Spot on, Katie: it places us in a social context. That's what I meant by speaking of the habit as something that evokes a relationship that is already in place. It also helps keep things clear: Among other things, men have an interpretive key for our words--we're not coming on to them (!); people generally relate to us as from an already established "place" even though we have (usually) never met them. But it's a two-edged sword. Sometimes, people have expectations of us based on earlier experiences with sisters, whether personal (do you know how many "rulers on the knuckles" stories I have heard?) or from the media (the saintly sisters or the evil, hypocritical nuns of movies and TV dramas).
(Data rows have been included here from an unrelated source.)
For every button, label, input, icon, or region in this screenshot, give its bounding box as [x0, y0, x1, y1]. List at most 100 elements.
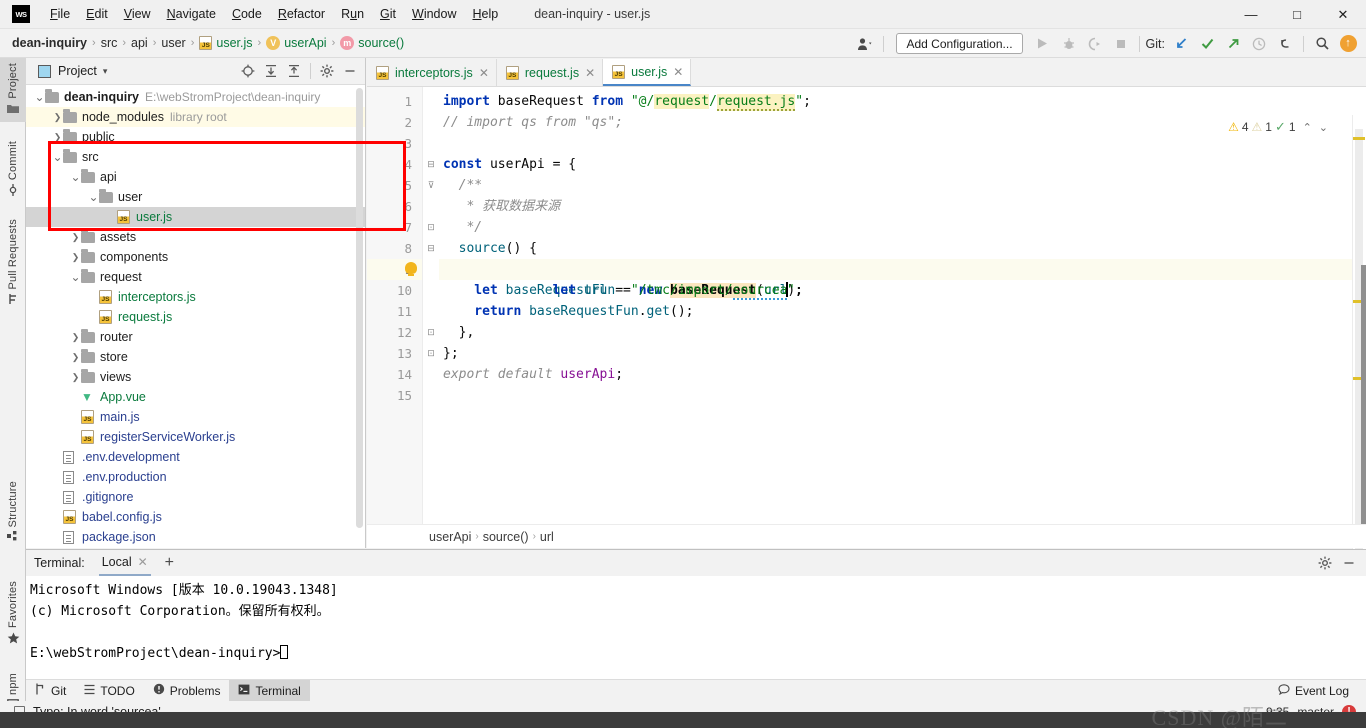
maximize-button[interactable]: □: [1274, 0, 1320, 29]
tree-row[interactable]: user.js: [26, 207, 365, 227]
sidebar-item-favorites[interactable]: Favorites: [0, 576, 26, 652]
run-coverage-icon[interactable]: [1083, 32, 1107, 55]
tree-row[interactable]: ⌄ user: [26, 187, 365, 207]
close-icon[interactable]: ✕: [479, 66, 489, 80]
tree-row[interactable]: request.js: [26, 307, 365, 327]
minimize-icon[interactable]: [1338, 552, 1360, 574]
breadcrumb-item-api[interactable]: api: [131, 36, 148, 50]
fold-marker-expanded[interactable]: ⊽: [423, 175, 439, 196]
fold-marker-expanded[interactable]: ⊟: [423, 238, 439, 259]
sidebar-item-pull-requests[interactable]: Pull Requests: [0, 214, 26, 313]
menu-file[interactable]: File: [42, 3, 78, 25]
git-push-arrow-icon[interactable]: [1221, 32, 1245, 55]
status-tab-problems[interactable]: Problems: [144, 680, 230, 702]
tree-row[interactable]: .env.development: [26, 447, 365, 467]
tree-row[interactable]: ❯ router: [26, 327, 365, 347]
sidebar-item-commit[interactable]: Commit: [0, 136, 26, 204]
menu-view[interactable]: View: [116, 3, 159, 25]
chevron-right-icon[interactable]: ❯: [70, 232, 81, 243]
fold-marker-end[interactable]: ⊡: [423, 322, 439, 343]
tree-row[interactable]: ⌄ api: [26, 167, 365, 187]
sidebar-item-structure[interactable]: Structure: [0, 476, 26, 550]
search-magnifier-icon[interactable]: [1310, 32, 1334, 55]
expand-all-icon[interactable]: [260, 60, 282, 82]
tree-row[interactable]: babel.config.js: [26, 507, 365, 527]
tree-row[interactable]: package.json: [26, 527, 365, 547]
breadcrumb-url[interactable]: url: [540, 530, 554, 544]
breadcrumb-item-userapi[interactable]: V userApi: [266, 36, 327, 50]
user-avatar-icon[interactable]: [853, 32, 877, 55]
menu-edit[interactable]: Edit: [78, 3, 116, 25]
git-commit-check-icon[interactable]: [1195, 32, 1219, 55]
editor-vertical-scrollbar[interactable]: [1361, 265, 1366, 535]
breadcrumb-item-userjs[interactable]: user.js: [199, 36, 253, 50]
tree-row[interactable]: interceptors.js: [26, 287, 365, 307]
undo-arrow-icon[interactable]: [1273, 32, 1297, 55]
code-text[interactable]: import baseRequest from "@/request/reque…: [405, 87, 1366, 548]
tree-row[interactable]: registerServiceWorker.js: [26, 427, 365, 447]
history-clock-icon[interactable]: [1247, 32, 1271, 55]
chevron-right-icon[interactable]: ❯: [52, 112, 63, 123]
tree-row[interactable]: ⌄ request: [26, 267, 365, 287]
update-circle-icon[interactable]: ↑: [1336, 32, 1360, 55]
stop-square-icon[interactable]: [1109, 32, 1133, 55]
status-tab-todo[interactable]: TODO: [75, 680, 143, 702]
editor-tab-interceptors[interactable]: interceptors.js ✕: [367, 59, 497, 86]
chevron-down-icon[interactable]: ▾: [103, 66, 108, 77]
tree-row[interactable]: main.js: [26, 407, 365, 427]
breadcrumb-item-project[interactable]: dean-inquiry: [12, 36, 87, 50]
tree-row[interactable]: ❯ assets: [26, 227, 365, 247]
tree-row[interactable]: ❯ store: [26, 347, 365, 367]
code-editor[interactable]: 123456789101112131415 ⊟ ⊽ ⊡ ⊟ ⊡ ⊡ import…: [367, 86, 1366, 577]
new-terminal-plus-icon[interactable]: +: [165, 554, 174, 572]
tree-row[interactable]: ⌄ src: [26, 147, 365, 167]
editor-tab-user[interactable]: user.js ✕: [603, 59, 692, 86]
breadcrumb-source[interactable]: source(): [483, 530, 529, 544]
breadcrumb-item-user[interactable]: user: [161, 36, 185, 50]
chevron-down-icon[interactable]: ⌄: [52, 151, 63, 163]
sidebar-item-project[interactable]: Project: [0, 58, 26, 122]
chevron-down-icon[interactable]: ⌄: [1319, 121, 1328, 134]
tree-row[interactable]: ▼ App.vue: [26, 387, 365, 407]
menu-run[interactable]: Run: [333, 3, 372, 25]
project-tree[interactable]: ⌄ dean-inquiry E:\webStromProject\dean-inq…: [26, 85, 365, 547]
tree-row[interactable]: .env.production: [26, 467, 365, 487]
chevron-right-icon[interactable]: ❯: [70, 252, 81, 263]
menu-refactor[interactable]: Refactor: [270, 3, 333, 25]
chevron-down-icon[interactable]: ⌄: [70, 171, 81, 183]
run-play-icon[interactable]: [1031, 32, 1055, 55]
warning-marker[interactable]: [1353, 137, 1365, 140]
close-icon[interactable]: ✕: [138, 555, 148, 569]
menu-git[interactable]: Git: [372, 3, 404, 25]
breadcrumb-item-src[interactable]: src: [101, 36, 118, 50]
status-tab-git[interactable]: Git: [26, 680, 75, 702]
inspection-widget[interactable]: ⚠ 4 ⚠ 1 ✓ 1 ⌃ ⌄: [1228, 119, 1328, 135]
menu-window[interactable]: Window: [404, 3, 464, 25]
menu-help[interactable]: Help: [464, 3, 506, 25]
scroll-from-source-icon[interactable]: [237, 60, 259, 82]
status-tab-terminal[interactable]: Terminal: [229, 679, 310, 702]
project-tree-scrollbar[interactable]: [356, 88, 363, 528]
editor-marker-stripe[interactable]: [1352, 115, 1366, 577]
breadcrumb-userapi[interactable]: userApi: [429, 530, 471, 544]
chevron-down-icon[interactable]: ⌄: [88, 191, 99, 203]
hide-panel-icon[interactable]: [339, 60, 361, 82]
close-icon[interactable]: ✕: [585, 66, 595, 80]
gear-icon[interactable]: [1314, 552, 1336, 574]
menu-code[interactable]: Code: [224, 3, 270, 25]
chevron-right-icon[interactable]: ❯: [70, 352, 81, 363]
tree-row[interactable]: ⌄ dean-inquiry E:\webStromProject\dean-inq…: [26, 87, 365, 107]
event-log-button[interactable]: Event Log: [1269, 680, 1358, 702]
close-icon[interactable]: ✕: [673, 65, 683, 79]
chevron-right-icon[interactable]: ❯: [70, 372, 81, 383]
chevron-down-icon[interactable]: ⌄: [34, 91, 45, 103]
breadcrumb-item-source[interactable]: m source(): [340, 36, 404, 50]
fold-marker-end[interactable]: ⊡: [423, 343, 439, 364]
minimize-button[interactable]: —: [1228, 0, 1274, 29]
chevron-right-icon[interactable]: ❯: [70, 332, 81, 343]
tree-row[interactable]: ❯ public: [26, 127, 365, 147]
intention-bulb-icon[interactable]: [405, 262, 417, 276]
tree-row[interactable]: ❯ views: [26, 367, 365, 387]
editor-tab-request[interactable]: request.js ✕: [496, 59, 604, 86]
git-update-arrow-icon[interactable]: [1169, 32, 1193, 55]
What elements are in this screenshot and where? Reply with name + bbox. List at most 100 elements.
Sometimes, when I am treated with extreme hostility, I also get the impression that people identify me with the entire Roman Catholic Church, whose teachings they do not really know or understand, but dislike or feel affronted by.
Interestingly, the veil is the part of religious dress that most people identify as the "habit," but when we made vestition (received the habit in a ceremony), the veil was not part of the garment that was given to us. The dress is actually the habit, and in vestition, the habit is blessed, along with the belt (cincture) and rosary beads. These we were given, one by one, and then we went off to another room to don them. The veils were waiting in that other room.

La gallina said...

I'm a couple months late for the discussion. Found you by way of the Anchoress.

I was a little Protestant girl (going to an Evangelical university) spending my junior year in Spain back in 1989-90. Despite the evangelical family etc., I had zero interest in religion or God or any of that. And the thought of Catholics and nuns had certainly never entered my mind.

During my Christmas break during that junior year I travelled to Rome with a Catholic friend. And that's when I fell under the enchantment of those ethereal creatures known as Catholic nuns. I had never seen a nun wearing the full black habit, veil and all. I thought they were absolutely obsolete. But I was so moved by these angels in black, gliding through the streets of the ancient city.

A few weeks later, traveling solo in Spain, (looking lost and confused, I'm sure) two of those angels in black habits glided up to me, took me by the arms, and led me onto my waiting train. (They had no idea I had gotten hopelessly lost, and gotten on the wrong train at this very same train station the last time I'd been there.) They flanked me like two guardian angels on either side once we arrived in Madrid, among various shifty-looking characters at 2 a.m. If it weren't for them miraculously showing up, and taking care of me, my trip may not have ended so well!

I was hooked on nuns ever after. I still had no interest in religion etc., but my family and friends always bought me nun trinkets, cards, etc. to add to my collection.

Some 16 years later, I became a Catholic. I'm no nun, but 4 of my 5 children were delivered at a Catholic birth center founded by a (veil-less, yet lovely) sister. The founding sister has had to retire due to health. The birth center's future hangs in the balance. (Know any religious orders who specialize in midwifery and are looking for a home?)

Anyway, thanks for keeping the veil alive and well in the modern age, Sister Anne. By the way, I cover my head for mass, but that's another long story which is already in the Anchoresses comments on veiling.